An exhibition of two dozen sculptural images has been launched at the Johann Georg Pinsel Museum of Sacred Baroque Sculpture and, according to director of the Lviv Art Gallery Taras Vozniak, it should be seen as a kind of dialog between the genius of the late Baroque and Rococo, who lived and worked in the mid-18th century, and our Modernist contemporary. “Some people may reject this direct ‘collision’ of such different styles, others will give it a think, while others yet will be really delighted,” Vozniak said at the opening of the exhibition and added that the ongoing “dialogic” display was a “trial balloon” before the next exhibition which would involve the Lviv Art Gallery and be held in Antwerp (Belgium) and where the works of Pinsel, Michelangelo Merisi da Caravaggio, and Georges de La Tour would be presented side by side.

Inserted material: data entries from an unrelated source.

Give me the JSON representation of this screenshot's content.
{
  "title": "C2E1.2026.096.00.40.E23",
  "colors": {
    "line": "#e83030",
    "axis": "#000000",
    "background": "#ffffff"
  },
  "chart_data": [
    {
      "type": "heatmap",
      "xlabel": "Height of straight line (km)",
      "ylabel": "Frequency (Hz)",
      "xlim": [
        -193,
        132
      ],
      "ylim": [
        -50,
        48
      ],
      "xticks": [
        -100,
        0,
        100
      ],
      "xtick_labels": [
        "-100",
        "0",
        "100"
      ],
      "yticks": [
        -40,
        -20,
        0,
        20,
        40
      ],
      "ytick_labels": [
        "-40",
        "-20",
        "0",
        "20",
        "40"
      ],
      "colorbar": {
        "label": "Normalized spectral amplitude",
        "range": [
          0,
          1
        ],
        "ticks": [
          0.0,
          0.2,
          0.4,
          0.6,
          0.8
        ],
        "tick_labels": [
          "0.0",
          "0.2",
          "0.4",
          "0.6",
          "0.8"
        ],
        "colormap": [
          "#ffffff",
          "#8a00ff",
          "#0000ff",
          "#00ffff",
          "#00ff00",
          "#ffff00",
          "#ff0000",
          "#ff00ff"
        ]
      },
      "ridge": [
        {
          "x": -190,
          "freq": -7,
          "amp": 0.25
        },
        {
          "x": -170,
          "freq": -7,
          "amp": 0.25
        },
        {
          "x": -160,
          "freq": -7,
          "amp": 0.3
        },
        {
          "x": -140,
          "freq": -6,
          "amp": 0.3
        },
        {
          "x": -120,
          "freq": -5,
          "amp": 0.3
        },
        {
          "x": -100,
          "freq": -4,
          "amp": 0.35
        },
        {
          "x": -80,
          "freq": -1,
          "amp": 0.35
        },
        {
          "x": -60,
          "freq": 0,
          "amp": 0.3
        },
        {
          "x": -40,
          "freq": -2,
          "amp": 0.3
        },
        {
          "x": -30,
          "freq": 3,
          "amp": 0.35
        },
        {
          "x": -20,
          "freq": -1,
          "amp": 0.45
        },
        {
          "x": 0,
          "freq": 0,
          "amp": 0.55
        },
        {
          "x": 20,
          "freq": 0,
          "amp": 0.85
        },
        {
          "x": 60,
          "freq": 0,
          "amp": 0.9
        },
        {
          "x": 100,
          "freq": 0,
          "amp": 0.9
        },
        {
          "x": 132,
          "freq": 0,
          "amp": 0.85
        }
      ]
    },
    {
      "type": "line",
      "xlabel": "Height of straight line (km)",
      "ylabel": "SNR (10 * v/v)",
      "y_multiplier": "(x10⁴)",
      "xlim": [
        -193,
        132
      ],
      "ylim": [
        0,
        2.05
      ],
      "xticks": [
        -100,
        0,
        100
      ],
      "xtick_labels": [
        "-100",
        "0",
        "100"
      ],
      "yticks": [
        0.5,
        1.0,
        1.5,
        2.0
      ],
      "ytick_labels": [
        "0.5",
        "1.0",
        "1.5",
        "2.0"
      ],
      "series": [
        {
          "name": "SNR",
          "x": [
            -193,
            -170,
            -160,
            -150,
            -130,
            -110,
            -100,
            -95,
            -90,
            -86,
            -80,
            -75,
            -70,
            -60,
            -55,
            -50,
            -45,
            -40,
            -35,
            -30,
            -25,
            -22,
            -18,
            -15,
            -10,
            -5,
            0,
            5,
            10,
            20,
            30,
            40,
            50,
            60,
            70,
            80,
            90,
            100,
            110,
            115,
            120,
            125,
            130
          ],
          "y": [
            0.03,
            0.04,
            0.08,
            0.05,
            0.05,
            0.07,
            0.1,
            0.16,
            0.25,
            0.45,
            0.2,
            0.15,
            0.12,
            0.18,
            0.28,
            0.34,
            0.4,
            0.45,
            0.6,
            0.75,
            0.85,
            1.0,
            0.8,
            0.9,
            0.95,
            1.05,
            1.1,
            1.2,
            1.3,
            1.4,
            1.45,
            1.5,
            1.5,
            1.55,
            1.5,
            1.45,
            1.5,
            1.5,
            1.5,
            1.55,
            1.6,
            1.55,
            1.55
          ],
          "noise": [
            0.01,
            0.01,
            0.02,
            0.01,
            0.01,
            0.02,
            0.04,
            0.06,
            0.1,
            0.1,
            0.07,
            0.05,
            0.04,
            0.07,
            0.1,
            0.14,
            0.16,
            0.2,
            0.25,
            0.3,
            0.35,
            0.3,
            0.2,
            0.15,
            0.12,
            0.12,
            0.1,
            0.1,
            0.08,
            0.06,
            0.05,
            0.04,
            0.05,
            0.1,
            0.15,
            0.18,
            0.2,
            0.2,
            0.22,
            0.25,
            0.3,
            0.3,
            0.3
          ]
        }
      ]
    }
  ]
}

Mykhailo Dzyndra (born on November 8, 1921, died on September 8, 2006) was a Modernist painter, graphic artist, and sculptor. He was born in the village of Demnia, located in the Mykolaiv raion of the Lviv oblast. Dzyndra learned the three-dimensional plastic art at the Lviv Industrial Art School, taught by the masterly sculptors Bohdan Mukhin and Ivan Severa. His own creative career started in exile in early 1948, as the sculptor frequently exhibited his works at Ukrainian collective exhibitions in Germany and the US.
The artist returned to the homeland after independence, and not empty-handed either: he donated all his creative treasure to Ukraine, amounting to over 800 (!) sculptures, and not only them, as he also built a structure to house the museum with an area of 1,409 square meters. Thus, the Dzyndra Museum of Modern Art was opened in Briukhovychi near Lviv as a branch of the Art Gallery. It is cared for by the artist’s widow Sofia Dzyndra. By the way, the Dzyndra Museum is the only museum of modern sculpture in Ukraine, displaying a huge collection of works of abstract art, including sculptures of plastic associations, abstract forms, and relief portraits.
A small bit of Dzyndra’s colossal legacy will be exhibited at the Pinsel Museum until August 31. Meanwhile, those who have grown interested in the work of the Master are welcome to visit the unique museum in Briukhovychi.